Ministerie van Sociale Zaken en Werkgelegenheid

Ministerie van Sociale Zaken en Werkgelegenheid

De Stichting van de Arbeid Postbus 90801 2509 LV Den Haag Postbus 90405 Anna van Hannoverstraat 4 2509 LK Den Haag Telefoon (070) 333 44 44 Telefax (070) 333 40 33

Uw brief Ons kenmerk
S.A. 04.07920/K AV/PB/04/72452

Onderwerp Datum
Nota uitwerking hoofdlijnen financiële opzet 29 oktober 2004
en positie van pensioenfondsen

In uw brief van 15 oktober 2004 geeft u aan dat de door mij op 15 september 2004 aan u aangeboden "Nadere uitwerking van de nota "Hoofdlijnen voor de regeling van het financiële toezicht op pensioenfondsen" van 6 februari 2004", voor u in overwegende mate een bruikbare aanpak bevat. Op een aantal punten van de uitwerkingsnota heeft u vervolgens commentaar gegeven en mij verzocht daarop te reageren.

Bijgevoegd treft u aan een bijgestelde Uitwerkingsnota. In deze bijgestelde versie is rekening gehouden met uw commentaar en is daar waar onduidelijkheden waren gerezen getracht die onduidelijkheden weg te nemen. De bijgestelde Uitwerkingsnota is geschreven binnen het kader van de FTK-hoofdlijnennota waarover tussen u en het kabinet overeenstemming is bereikt. In uw brief schrijft u dat dit akkoord voor u uitgangspunt voor de toetsing is. Ik ben ervan overtuigd dat een toetsing van deze bijgestelde Uitwerkingsnota met het FTK-hoofdlijnennota als uitgangspunt tot een positieve uitkomst leidt.

In uw brief van 15 oktober 2004 vraagt u indringend aandacht voor de formuleringen met betrekking tot het indexatiebeleid in relatie tot de reserveringsvereisten en de kostendekkende premies.

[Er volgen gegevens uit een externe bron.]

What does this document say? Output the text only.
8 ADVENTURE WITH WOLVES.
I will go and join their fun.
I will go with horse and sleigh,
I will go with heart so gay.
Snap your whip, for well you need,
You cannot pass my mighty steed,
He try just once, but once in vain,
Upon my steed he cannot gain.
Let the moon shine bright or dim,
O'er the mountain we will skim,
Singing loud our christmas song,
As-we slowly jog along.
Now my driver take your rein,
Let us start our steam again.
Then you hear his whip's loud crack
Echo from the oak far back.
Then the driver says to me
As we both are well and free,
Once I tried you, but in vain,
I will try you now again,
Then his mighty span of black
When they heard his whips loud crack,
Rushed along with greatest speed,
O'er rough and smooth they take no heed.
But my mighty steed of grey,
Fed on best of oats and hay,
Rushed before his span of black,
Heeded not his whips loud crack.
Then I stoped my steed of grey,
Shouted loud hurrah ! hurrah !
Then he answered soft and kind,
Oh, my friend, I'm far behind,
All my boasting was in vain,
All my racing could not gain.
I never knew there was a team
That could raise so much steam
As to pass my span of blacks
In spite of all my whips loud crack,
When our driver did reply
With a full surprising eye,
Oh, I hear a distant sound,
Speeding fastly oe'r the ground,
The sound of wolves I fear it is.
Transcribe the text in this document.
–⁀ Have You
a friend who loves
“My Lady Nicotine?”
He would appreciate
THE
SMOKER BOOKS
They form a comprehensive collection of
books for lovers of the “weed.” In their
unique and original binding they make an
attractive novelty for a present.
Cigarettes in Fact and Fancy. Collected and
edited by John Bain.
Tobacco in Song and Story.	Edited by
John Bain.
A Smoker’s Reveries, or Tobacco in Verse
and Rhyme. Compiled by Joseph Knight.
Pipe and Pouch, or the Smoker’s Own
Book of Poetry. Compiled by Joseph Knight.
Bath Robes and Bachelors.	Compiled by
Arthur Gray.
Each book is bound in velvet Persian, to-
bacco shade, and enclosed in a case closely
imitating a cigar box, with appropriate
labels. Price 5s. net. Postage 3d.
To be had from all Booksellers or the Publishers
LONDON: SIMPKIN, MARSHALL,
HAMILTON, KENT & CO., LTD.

In de Uitwerkingsnota wordt aan uw opmerkingen op dit punt tegemoet gekomen. Na lezing van uw commentaar op de Uitwerkingsnota ben ik tot de conclusie gekomen dat wij het inhoudelijk eens zijn doch dat het kennelijk lastig is de juiste formuleringen en terminologie te vinden. Beide partijen wensen geen afbreuk te doen aan hetgeen in de FTK-hoofdlijnennota in het bijzonder onder de punten 15 tot en met 20 is geformuleerd. De punten 8 tot en met 14 uit de bijgestelde Uitwerkingsnota zijn een verduidelijking van hetgeen in de FTK-hoofdlijnennota is geschreven. Op deze wijze kan er geen misverstand bestaan dat er geen plicht is om te reserveren voor een voorwaardelijke indexatie, mits dat op de juiste wijze is gecommuniceerd. Ook de beleidsregels van de PVK van 21 oktober 2004 zijn helder op dit punt. Bij de beoordeling van de wijze van financieren van de voorwaardelijke indexatie is de indexatie-ambitie zoals die door het fonds is geformuleerd en is gecommuniceerd het uitgangspunt.

2

In uw brief van 15 oktober 2004 kunt u zich waar het betreft de beperking van de premievolatiliteit vinden in de voorstellen inzake de kostendekkende premie en de backservice volatiliteit. U verzoekt vervolgens om ruimere mogelijkheden ten aanzien van de buffervolatiliteit. Dit dient te geschieden binnen de kaders van de FTK- hoofdlijnennotitie. Gegeven dat kader zijn er niet veel mogelijkheden. Immers op dit punt draagt de FTK-hooflijnennota zelf al een belangrijke mate van demping in zich, te weten een hersteltermijn van 15 jaar. Ik zie geen verdere mogelijkheden dan beschreven in punt 19 van de bijgevoegde Uitwerkingsnota anders dan opties die buiten de kaders van de FTK- hoofdlijnennota vallen.
In uw brief geeft u ook aan dat bij bepaalde gedragingen van pensioenfondsen in reactie op de hersteltermijn van 1 jaar bij een dekkingsgraad onder de 105%, effecten kunnen ontstaan die u volstrekt ongewenst acht. Ik constateer dat zowel kabinet als sociale partners niet wensen te tornen aan de afgesproken termijn van één jaar bij een dekkingsgraad lager dan 105%. Het staat de pensioenfondsen geheel vrij om zelf een beleid te kiezen dat maakt dat men weg blijft van een dekkingsgraad lager dan 105%. De exercitie met de FTK- hooflijnennota is er op gericht om de "spelregels" vast te leggen waarbinnen dat beleid van de fondsen zich kan afspelen. Ik betreur dat u een van de mogelijkheden om weg te blijven van de onderdekking, namelijk het kiezen voor extra zekerheid, afwijst. Het FTK schrijft die extra zekerheid niet voor maar mij ontgaat de ratio om het gebruik van dit middel om zodoende risico's als premievolatiliteit en onderdekking te vermijden, bij voorbaat af te wijzen.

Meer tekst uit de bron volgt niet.